RE: SCO: "thread creation is about a thousand times faster than

From: Marty Fouts (marty@dotcast.com)
Date: Sun Aug 27 2000 - 23:55:50 EST


I'm curious: what assumptions did we have about threads 15 years ago that
turned out to be false? What I recall from attending the P1003.4 meetings
during the first few years of the pthread debate was that there were three
different communities wanting to use 'threads' of control for three
different reasons. The original proposal came from people who were
interested in threads as a programming abstraction for making certain kinds
of programs easier to write; the real time community had a completely
different take, wanting 'extremely lightweight' processes; and the parallel
programming community was looking at various concurrency models.

On the other topic: I took part in interminable debates about the
interaction between threads and various Unix facilities, including the
wrangling over signals.

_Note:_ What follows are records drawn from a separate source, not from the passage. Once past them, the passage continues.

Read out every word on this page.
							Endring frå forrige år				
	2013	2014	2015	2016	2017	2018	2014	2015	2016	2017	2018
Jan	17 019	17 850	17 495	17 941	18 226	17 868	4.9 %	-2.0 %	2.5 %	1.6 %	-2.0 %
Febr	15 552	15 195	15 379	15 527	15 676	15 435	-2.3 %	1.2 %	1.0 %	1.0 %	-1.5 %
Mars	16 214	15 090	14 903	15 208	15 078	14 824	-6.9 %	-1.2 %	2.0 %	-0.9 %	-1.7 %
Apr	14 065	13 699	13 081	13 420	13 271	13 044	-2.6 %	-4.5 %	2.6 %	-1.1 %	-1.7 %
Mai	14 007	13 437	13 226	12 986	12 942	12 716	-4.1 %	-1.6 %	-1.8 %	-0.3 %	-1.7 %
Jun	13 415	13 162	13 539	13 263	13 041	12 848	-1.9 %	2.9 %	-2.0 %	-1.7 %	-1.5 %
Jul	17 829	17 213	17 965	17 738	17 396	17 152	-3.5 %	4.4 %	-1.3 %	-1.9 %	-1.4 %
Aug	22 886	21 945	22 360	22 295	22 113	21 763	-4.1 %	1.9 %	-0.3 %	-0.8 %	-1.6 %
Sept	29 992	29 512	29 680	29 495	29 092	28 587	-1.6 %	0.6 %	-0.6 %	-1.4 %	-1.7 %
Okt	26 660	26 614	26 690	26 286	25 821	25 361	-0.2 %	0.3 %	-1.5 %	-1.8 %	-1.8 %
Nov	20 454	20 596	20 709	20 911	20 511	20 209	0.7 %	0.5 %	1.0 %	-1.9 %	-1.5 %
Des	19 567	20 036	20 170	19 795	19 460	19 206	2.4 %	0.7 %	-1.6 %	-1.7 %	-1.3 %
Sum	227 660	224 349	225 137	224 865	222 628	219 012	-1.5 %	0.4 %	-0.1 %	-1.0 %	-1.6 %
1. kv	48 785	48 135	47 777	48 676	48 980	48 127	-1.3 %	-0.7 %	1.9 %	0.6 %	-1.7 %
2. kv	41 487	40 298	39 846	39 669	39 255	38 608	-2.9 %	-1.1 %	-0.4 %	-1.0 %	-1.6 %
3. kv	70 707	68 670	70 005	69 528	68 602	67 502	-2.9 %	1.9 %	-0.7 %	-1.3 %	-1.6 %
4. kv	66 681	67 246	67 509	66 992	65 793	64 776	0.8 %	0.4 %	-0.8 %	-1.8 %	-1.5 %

The reality is that (as confirmed later in
discussions with Ritchie,) signals in Un*x are "broken" in that they were
never intended to be used as an IPC mechanism other than at a gross level,
mostly for precise interrupts caused by program failure. The problem was
that they had come to be used as an IPC mechanism and at that time there
were (at least) two competing proposals to 'fix' signals.

In the committee we were stuck trying to resolve a battle between a
community that wanted per-thread signals, a different community that wanted
threads to not (necessarily) be visible outside of the calling process, et
cetera. The answer to your 'why not' was that we deliberately avoided
distinguishing between thread and process precisely to allow both
library-only thread implementations and thread=process implementations. At
a time when 'session' and 'job' were being added to Unix semantics to allow
terminate of related groups of processes (for administration of large
systems) there simply wans't a way we could put together a definition like
yours that wouldn't have caused the community that liked 'the other' model
to vote against the spec.

The *real* problem with posix wasn't overdesign, but rather,
overgeneralization. When you are doing an extention to an OS standard that
doesn't even specify the memory model, it is hard to not overgeneralize.

Standards committes aren't in the business of pointing out the one true
path; they are in the business of describing the least offensive compromise
among existing practicies and pet theories.

If you want a description of the one-true-path, you have to go to research
communities :)

Marty (no longer doing research)

-----Original Message-----
From: yodaiken@fsmlabs.com [mailto:yodaiken@fsmlabs.com]
Sent: Sunday, August 27, 2000 7:17 PM
To: Dave McCracken
Cc: linux-kernel@vger.kernel.org
Subject: Re: SCO: "thread creation is about a thousand times faster than

On Sun, Aug 27, 2000 at 09:50:53PM -0500, Dave McCracken wrote:
> Linux is clearly starting from an entirely different paradigm in its
clone()
> semantics. While this may well be a better model, I don't think it's fair
to
> call POSIX threads broken and stupid because it wasn't written for the
Linux

What is "broken" about Pthreads is the clumsy interaction between UNIX
semantics and threads and it seems to me that this is all due to overdesign
and some false assumptions in the threaded programming model that was
current 15 years ago. While we do have the benefit of hindsight, the
same overdesign continues in POSIX drafts. To note a pet-peeve of mine,
the POSIX specification of priority-inheritance embeds a stupid mechanism
in what should be a policy specification.

> way. Linux's definition of a thread is clearly different than we used
when
> pthreads was designed, but that doesn't make pthreads 'wrong' or 'crap' or
> 'shit' as Linus is so fond of saying. I'll agree that it makes it
difficult to
> reconcile the two semantics and implement a pthreads library on Linux.

I think that POSIX threads is a great specification struggling to dig
its way out of the garbage piled on top of it.
To take one example, why not simply define signals
by: UNIX signals are per-process, thread signals are per-thread? E.g. an
implementation will act as if the original exec'd program is the process
and does all signal handling. This process may use pthread_kill
to pass signals on to threads, but there is no interaction between
process masks and thread masks and no interaction between process and
thread signals.

> At any rate, I think it should be possible for us all to agree that Linux
> threads and pthreads have significant differences without resorting to the
kind
> of name-calling I've been seeing in this discussion. Much thought by some
very
> smart developers went into the pthreads design, and how to make it
compatible
> with the Unix semantics we had to start from. The world and the idea of a
> thread may have evolved beyond what pthreads tried to address, but that
doesn't
> mean it's necessary to heap derision on it.

One of the reasons I like Linux is that nobody has too much reverence
for past design decisions. In fact, a famous Australian Linux developer
recently described his own code as "20,000 lines of untested crap", but I
think that was rather unkind as there are somewhat less than 20,000 lines.

-- 
---------------------------------------------------------
Victor Yodaiken 
Finite State Machine Labs: The RTLinux Company.